3. Are sr. citizens (is_senior_citizen, boolean) more likely to churn (has_churned, boolean)? (boolean x boolean: comparison of proportions/relationships)

4. Are customers without auto payment (has_autopayment, boolean) more likely to churn (has_churned, boolean)?  (boolean x boolean: comparison of proportions/relationships)

5. Do customers who churn (has_churned, boolean) have lower tenure (tenure_months, numeric)? (boolean x numeric: comparison of means (t-test) across the 2 groups)

6. Is there a linear relationship between tenure (tenure_months, numeric) and total charges (ttl_charges, numeric)? (numeric x numeric: linear correlation between two continuous values, does one affect the other. (pearson's correlation))

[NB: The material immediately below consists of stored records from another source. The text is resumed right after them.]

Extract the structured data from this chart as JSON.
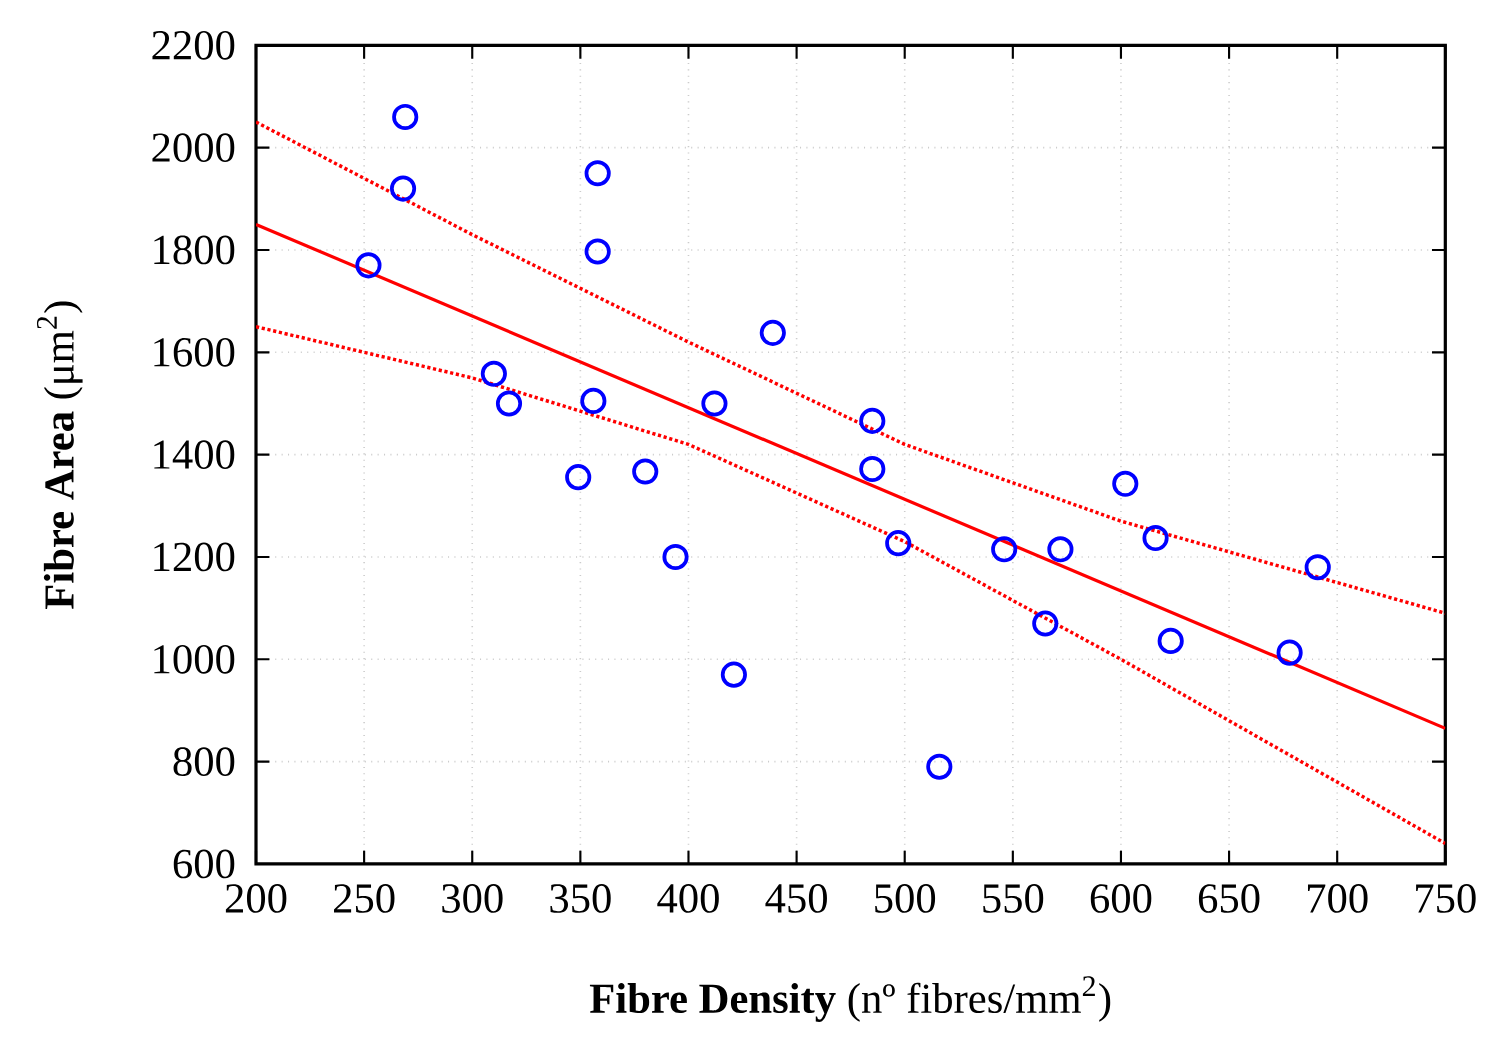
{
  "chart_data": {
    "type": "scatter",
    "xlabel": "**Fibre Density** (nº fibres/mm$^{2}$)",
    "ylabel": "**Fibre Area** (μm$^{2}$)",
    "xlim": [
      200,
      750
    ],
    "xticks": [
      200,
      250,
      300,
      350,
      400,
      450,
      500,
      550,
      600,
      650,
      700,
      750
    ],
    "ylim": [
      600,
      2200
    ],
    "yticks": [
      600,
      800,
      1000,
      1200,
      1400,
      1600,
      1800,
      2000,
      2200
    ],
    "grid": true,
    "series": [
      {
        "color": "#0000ff",
        "marker": "circle",
        "x": [
          252,
          269,
          268,
          310,
          317,
          349,
          356,
          358,
          358,
          380,
          394,
          412,
          421,
          439,
          485,
          485,
          497,
          516,
          546,
          572,
          565,
          602,
          616,
          623,
          678,
          691
        ],
        "values": [
          1770,
          2060,
          1920,
          1558,
          1500,
          1356,
          1505,
          1797,
          1950,
          1367,
          1200,
          1500,
          970,
          1638,
          1466,
          1372,
          1227,
          790,
          1215,
          1215,
          1070,
          1343,
          1237,
          1036,
          1013,
          1180
        ]
      },
      {
        "type": "line",
        "color": "#ff0000",
        "line_style": "solid",
        "x": [
          200,
          750
        ],
        "values": [
          1850,
          865
        ]
      },
      {
        "type": "line",
        "color": "#ff0000",
        "line_style": "dotted",
        "x": [
          200,
          300,
          400,
          500,
          600,
          700,
          750
        ],
        "values": [
          2050,
          1830,
          1620,
          1420,
          1270,
          1150,
          1090
        ]
      },
      {
        "type": "line",
        "color": "#ff0000",
        "line_style": "dotted",
        "x": [
          200,
          300,
          400,
          500,
          600,
          700,
          750
        ],
        "values": [
          1650,
          1550,
          1420,
          1230,
          1000,
          760,
          640
        ]
      }
    ]
  }
}
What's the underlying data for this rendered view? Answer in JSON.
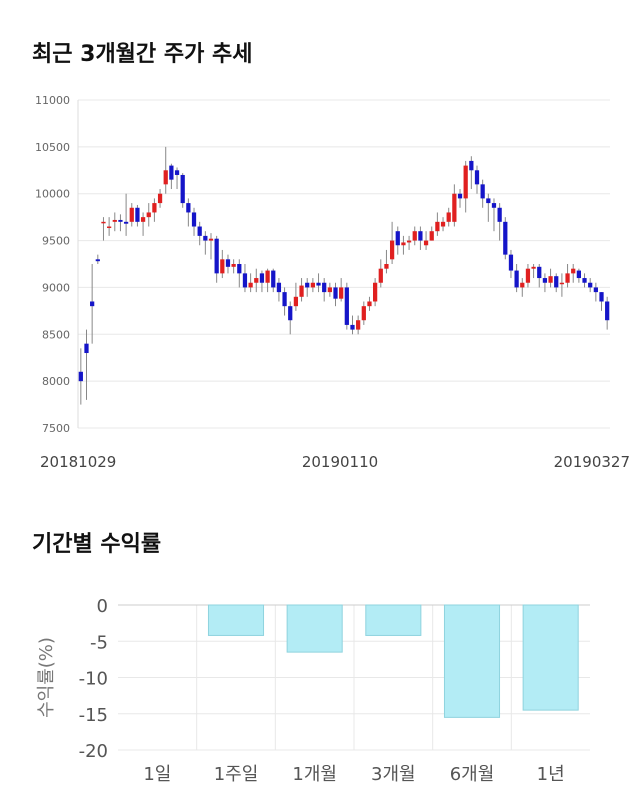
{
  "titles": {
    "candle": "최근 3개월간 주가 추세",
    "returns": "기간별 수익률"
  },
  "colors": {
    "up": "#e02020",
    "down": "#1515c8",
    "wick": "#888888",
    "grid": "#e8e8e8",
    "bar_fill": "#b3ecf5",
    "bar_stroke": "#8fd3de"
  },
  "chart_data": [
    {
      "type": "candlestick",
      "title": "최근 3개월간 주가 추세",
      "ylim": [
        7500,
        11000
      ],
      "yticks": [
        7500,
        8000,
        8500,
        9000,
        9500,
        10000,
        10500,
        11000
      ],
      "xtick_labels": [
        "20181029",
        "20190110",
        "20190327"
      ],
      "grid": true,
      "close": [
        8000,
        8300,
        8800,
        9280,
        9700,
        9650,
        9720,
        9700,
        9680,
        9850,
        9700,
        9750,
        9800,
        9900,
        10000,
        10250,
        10150,
        10200,
        9900,
        9800,
        9650,
        9550,
        9500,
        9520,
        9150,
        9300,
        9220,
        9250,
        9150,
        9000,
        9050,
        9100,
        9050,
        9180,
        9000,
        8950,
        8800,
        8650,
        8900,
        9020,
        9000,
        9050,
        9020,
        8950,
        9000,
        8880,
        9000,
        8600,
        8550,
        8650,
        8800,
        8850,
        9050,
        9200,
        9250,
        9500,
        9450,
        9480,
        9500,
        9600,
        9500,
        9500,
        9600,
        9700,
        9700,
        9800,
        10000,
        9950,
        10300,
        10250,
        10100,
        9950,
        9900,
        9850,
        9700,
        9350,
        9180,
        9000,
        9050,
        9200,
        9220,
        9100,
        9050,
        9120,
        9000,
        9050,
        9150,
        9200,
        9100,
        9050,
        9000,
        8950,
        8850,
        8650
      ],
      "open": [
        8100,
        8400,
        8850,
        9300,
        9700,
        9650,
        9700,
        9720,
        9700,
        9700,
        9850,
        9700,
        9750,
        9800,
        9900,
        10100,
        10300,
        10250,
        10200,
        9900,
        9800,
        9650,
        9550,
        9500,
        9520,
        9150,
        9300,
        9220,
        9250,
        9150,
        9000,
        9050,
        9150,
        9050,
        9180,
        9050,
        8950,
        8800,
        8800,
        8900,
        9050,
        9000,
        9050,
        9050,
        8950,
        9000,
        8880,
        9000,
        8600,
        8550,
        8650,
        8800,
        8850,
        9050,
        9200,
        9300,
        9600,
        9450,
        9480,
        9500,
        9600,
        9450,
        9500,
        9600,
        9650,
        9700,
        9700,
        10000,
        9950,
        10350,
        10250,
        10100,
        9950,
        9900,
        9850,
        9700,
        9350,
        9180,
        9000,
        9050,
        9200,
        9220,
        9100,
        9050,
        9120,
        9050,
        9050,
        9150,
        9180,
        9100,
        9050,
        9000,
        8950,
        8850
      ],
      "high": [
        8350,
        8550,
        9250,
        9350,
        9750,
        9750,
        9800,
        9780,
        10000,
        9900,
        9880,
        9800,
        9900,
        9950,
        10050,
        10500,
        10320,
        10280,
        10220,
        9950,
        9850,
        9700,
        9600,
        9580,
        9550,
        9400,
        9350,
        9300,
        9300,
        9250,
        9150,
        9200,
        9180,
        9200,
        9200,
        9100,
        9000,
        8850,
        9050,
        9100,
        9100,
        9100,
        9150,
        9100,
        9050,
        9050,
        9100,
        9050,
        8700,
        8700,
        8850,
        8900,
        9100,
        9300,
        9400,
        9700,
        9650,
        9550,
        9550,
        9650,
        9650,
        9600,
        9650,
        9800,
        9750,
        9850,
        10100,
        10050,
        10350,
        10400,
        10300,
        10150,
        10000,
        9950,
        9900,
        9750,
        9400,
        9250,
        9100,
        9250,
        9250,
        9250,
        9150,
        9200,
        9150,
        9150,
        9250,
        9250,
        9200,
        9150,
        9100,
        9050,
        8950,
        8900
      ],
      "low": [
        7750,
        7800,
        8400,
        9250,
        9500,
        9550,
        9600,
        9600,
        9550,
        9650,
        9650,
        9550,
        9650,
        9700,
        9850,
        10000,
        10050,
        10050,
        9850,
        9650,
        9550,
        9450,
        9350,
        9300,
        9050,
        9100,
        9150,
        9150,
        9000,
        8950,
        8950,
        8950,
        8950,
        8950,
        8950,
        8850,
        8700,
        8500,
        8750,
        8850,
        8900,
        8950,
        8950,
        8850,
        8900,
        8800,
        8850,
        8550,
        8500,
        8500,
        8600,
        8750,
        8800,
        9000,
        9150,
        9250,
        9350,
        9350,
        9400,
        9450,
        9400,
        9400,
        9500,
        9550,
        9600,
        9650,
        9650,
        9850,
        9800,
        10050,
        10000,
        9850,
        9700,
        9600,
        9500,
        9300,
        9100,
        8950,
        8900,
        9000,
        9100,
        9000,
        8950,
        9000,
        8950,
        8900,
        9000,
        9050,
        9050,
        9000,
        8950,
        8850,
        8750,
        8550
      ]
    },
    {
      "type": "bar",
      "title": "기간별 수익률",
      "ylabel": "수익률(%)",
      "categories": [
        "1일",
        "1주일",
        "1개월",
        "3개월",
        "6개월",
        "1년"
      ],
      "values": [
        0,
        -4.2,
        -6.5,
        -4.2,
        -15.5,
        -14.5
      ],
      "ylim": [
        -20,
        0
      ],
      "yticks": [
        0,
        -5,
        -10,
        -15,
        -20
      ],
      "grid": true
    }
  ]
}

7. Is there a linear relationship between tenure (tenure_months, numeric) and average monthly charges (avg_monthly_charges, numeric)?  (numeric x numeric: linear correlation between two continuous values, does one affect the other. (pearson's correlation))

## Exercises

Do your work for this exercise in a jupyter notebook named `hypothesis_testing.ipynb`.

For each of the following questions, formulate a null and alternative hypothesis (be as specific as you can be), then give an example of what a true positive, true negative, type I and type II errors would look like. Note that some of the questions are intentionally phrased in a vague way. It is your job to reword these as more precise questions that could be tested.

- Has the network latency gone up since we switched internet service providers?
- Is the website redesign any good?
- Is our television ad driving more sales?